2. There apparently is no way to delete anything you ever wrote on a computer.
3. There apparently is no way to clear the tracks of websites you visited.
4. There is no such thing as a secure site. When the customer service rep takes the records home on a laptop they accidentally leave on a train, your stuff is public, baby.
5. There is no customer service in the computer world.
6. There are telephone lines at most tech support departments that actually aren’t connected to a phone. They are unplugged, I think.
7. The average toaster lasts longer than the average computer.
8. Switching browsers never works.
9. It takes 4 hours every day to delete emails, even the ones I want to read.
10. Spam.
11. Being found by people I would have sooner not be found by.
12. There is no piece of furniture made before 1995 that you can comfortably use as computer furniture, and there is no computer furniture ever made that you could ever use for anything else.
13. At least in the Windows world, there is no way to prevent a virus from copying all of your files and sending them to 2 million people.

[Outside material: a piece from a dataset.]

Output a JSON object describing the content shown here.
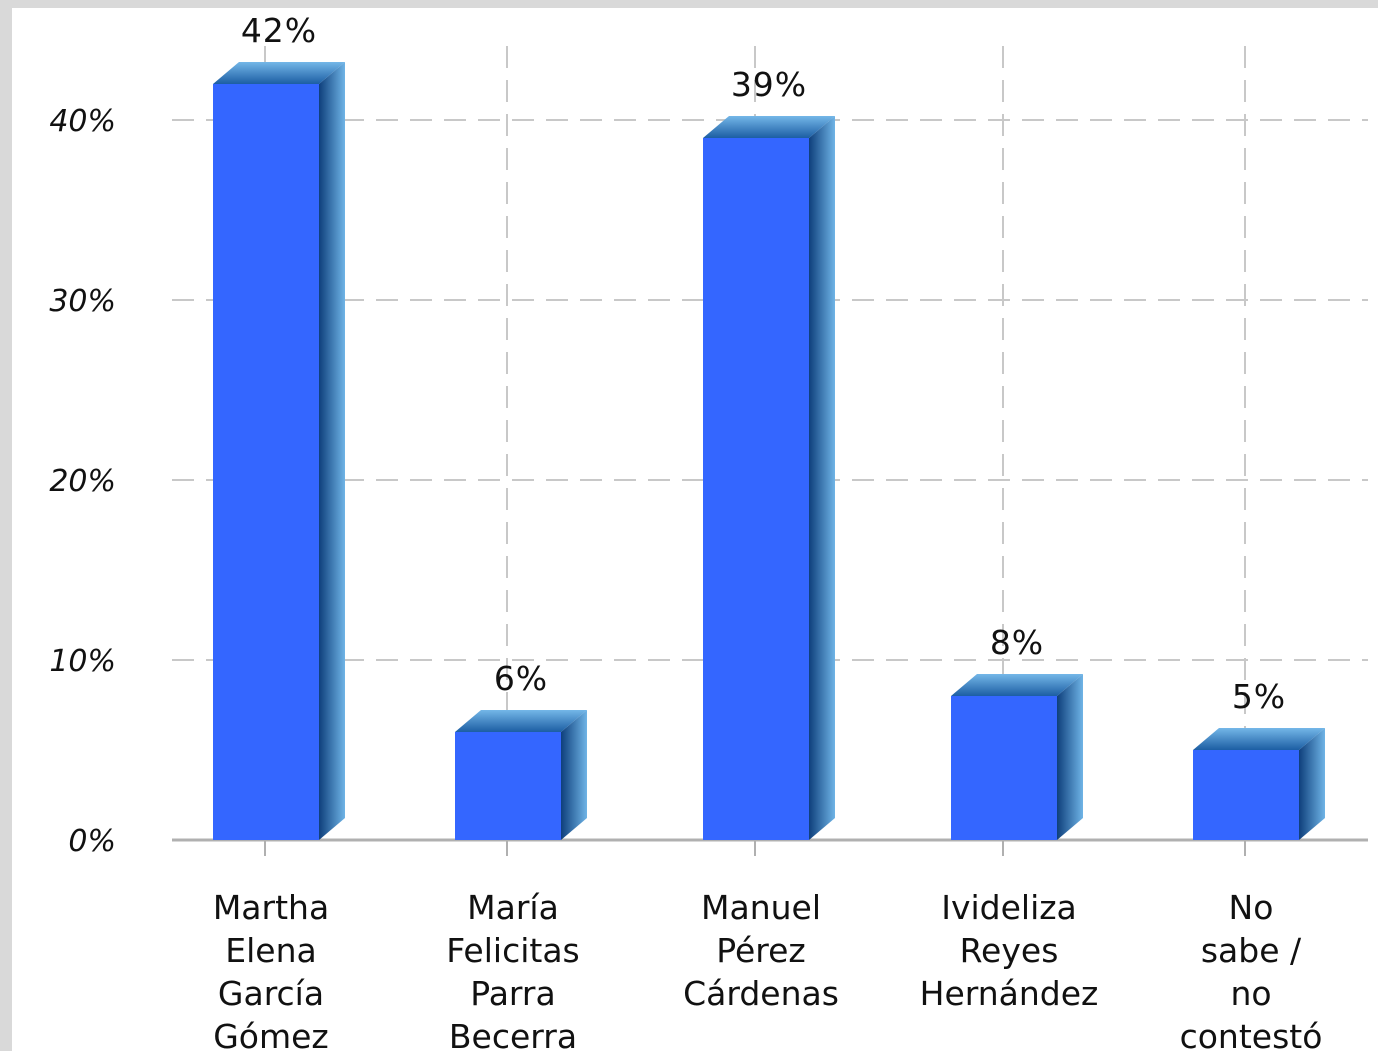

That was never a worry when all I used to communicate was a phone and a typewriter.
14. Urban myths. The smartest people I know have forwarded emails with a “real” photograph of a flock of birds that amazingly resembled Picasso’s “Guernica,” or that if I forwarded the email Microsoft would pay me $250 for every person who opened it and then still talked to me afterward.

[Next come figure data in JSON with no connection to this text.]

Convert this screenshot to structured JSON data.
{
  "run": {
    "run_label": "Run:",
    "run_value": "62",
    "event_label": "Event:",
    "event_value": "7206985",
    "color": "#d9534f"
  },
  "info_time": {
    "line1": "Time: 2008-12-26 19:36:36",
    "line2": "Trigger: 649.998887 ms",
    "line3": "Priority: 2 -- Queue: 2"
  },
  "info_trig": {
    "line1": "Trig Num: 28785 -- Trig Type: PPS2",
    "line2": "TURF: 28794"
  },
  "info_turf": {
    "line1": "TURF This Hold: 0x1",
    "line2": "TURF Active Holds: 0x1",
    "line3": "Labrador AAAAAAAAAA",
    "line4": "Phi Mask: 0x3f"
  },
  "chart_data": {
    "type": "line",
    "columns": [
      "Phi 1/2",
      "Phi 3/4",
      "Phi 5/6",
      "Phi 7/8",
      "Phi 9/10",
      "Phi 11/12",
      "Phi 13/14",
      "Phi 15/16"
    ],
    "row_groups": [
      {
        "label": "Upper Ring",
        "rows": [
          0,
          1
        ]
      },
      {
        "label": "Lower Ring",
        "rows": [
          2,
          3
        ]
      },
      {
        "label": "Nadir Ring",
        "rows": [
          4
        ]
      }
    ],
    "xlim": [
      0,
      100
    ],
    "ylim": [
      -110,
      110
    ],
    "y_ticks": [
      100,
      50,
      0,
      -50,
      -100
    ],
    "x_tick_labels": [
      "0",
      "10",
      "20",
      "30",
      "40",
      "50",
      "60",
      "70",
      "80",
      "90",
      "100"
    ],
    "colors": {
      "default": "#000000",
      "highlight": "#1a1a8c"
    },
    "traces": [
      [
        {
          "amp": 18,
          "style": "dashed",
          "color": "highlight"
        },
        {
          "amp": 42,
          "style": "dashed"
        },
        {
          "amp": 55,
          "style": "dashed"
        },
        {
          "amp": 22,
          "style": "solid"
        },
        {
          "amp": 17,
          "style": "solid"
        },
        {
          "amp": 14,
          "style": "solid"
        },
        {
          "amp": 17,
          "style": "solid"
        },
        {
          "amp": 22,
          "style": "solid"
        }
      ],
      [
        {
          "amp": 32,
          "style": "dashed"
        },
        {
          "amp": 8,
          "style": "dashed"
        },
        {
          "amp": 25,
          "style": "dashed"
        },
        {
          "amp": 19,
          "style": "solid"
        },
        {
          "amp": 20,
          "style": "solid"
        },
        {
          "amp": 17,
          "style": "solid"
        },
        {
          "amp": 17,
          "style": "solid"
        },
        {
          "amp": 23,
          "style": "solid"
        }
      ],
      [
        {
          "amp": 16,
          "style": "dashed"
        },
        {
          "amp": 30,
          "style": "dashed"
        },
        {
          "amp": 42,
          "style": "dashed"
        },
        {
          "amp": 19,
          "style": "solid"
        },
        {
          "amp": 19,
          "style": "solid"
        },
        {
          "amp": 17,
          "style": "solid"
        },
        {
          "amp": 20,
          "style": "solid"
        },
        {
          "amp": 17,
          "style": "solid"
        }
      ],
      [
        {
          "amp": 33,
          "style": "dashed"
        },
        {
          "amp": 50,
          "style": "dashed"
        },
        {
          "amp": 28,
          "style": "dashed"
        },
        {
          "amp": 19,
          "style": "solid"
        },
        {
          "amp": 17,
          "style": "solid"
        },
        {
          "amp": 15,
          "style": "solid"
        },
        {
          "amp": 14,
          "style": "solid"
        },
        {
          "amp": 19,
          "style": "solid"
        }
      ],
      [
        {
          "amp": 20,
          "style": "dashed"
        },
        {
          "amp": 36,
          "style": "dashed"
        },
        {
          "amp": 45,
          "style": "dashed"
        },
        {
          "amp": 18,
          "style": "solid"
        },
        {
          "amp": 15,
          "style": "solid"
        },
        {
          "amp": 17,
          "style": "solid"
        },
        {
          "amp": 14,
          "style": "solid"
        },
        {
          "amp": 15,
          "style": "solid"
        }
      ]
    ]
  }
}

15. All those lotteries I won.
16. Turning on the computer only to find out it doesn’t want to turn on. I have never turned on a light, radio or television that hasn’t obediently started up right away. Every computer I’ve owned has, at least 12 times, turned on to the Blue Screen of Death.
17. Even if you attempt to incinerate the hard drive of a computer you are discarding (if you can find the hard drive) in the kind of blast furnace they use to melt steel, a 12 year-old with a PlayStation 2 can resurrect it in a few minutes.
18. Printer cartridges cost more than printers.
19. Laptop batteries cost almost as much as laptops. Interestingly, by the time you need to replace the battery for $250, the computer itself will just be running out of warranty.
20. Computer ads, commercials, instructions, warranties, online help, FAQs, and customer service reps are completely incomprehensible.
21. The fact that all wireless networks aren’t free.
Of course, there are more profound issues in the world than my complaints about computers. And they are truly amazing in so many ways.
I just wish they would figure out how to deliver all of that amazing stuff in a product that works as reliably as my toaster, and doesn’t need to be replaced more frequently than one.
My toasters broken but my computer works just fabulously (even after I spilt tea in it).
Maybe try making peanut butter toasties without the toaster pocket (I tried with jam). When the toaster gives up the ghost, the laptop will feel the need to take up the slack 🙂
Nic xx
Wouldn’t that be great, Nicola, if there was a way to combine the two? Well, on the bright side, you can use epinions.com to find a better toaster — one where you can make all the peanut butter toasties you want, WITH JELLY!
As your tech support person, I take issue with #5. I AM your computer support!!!
You are, Lynn and you are the BEST! In a prior version of this essay, I had included the brand name of the computer company I was referring to, but decided later to remove it. SO! Just for the record, the company-based tech support I have received has only cause headaches that were later cured by my buddy Lynn Thames!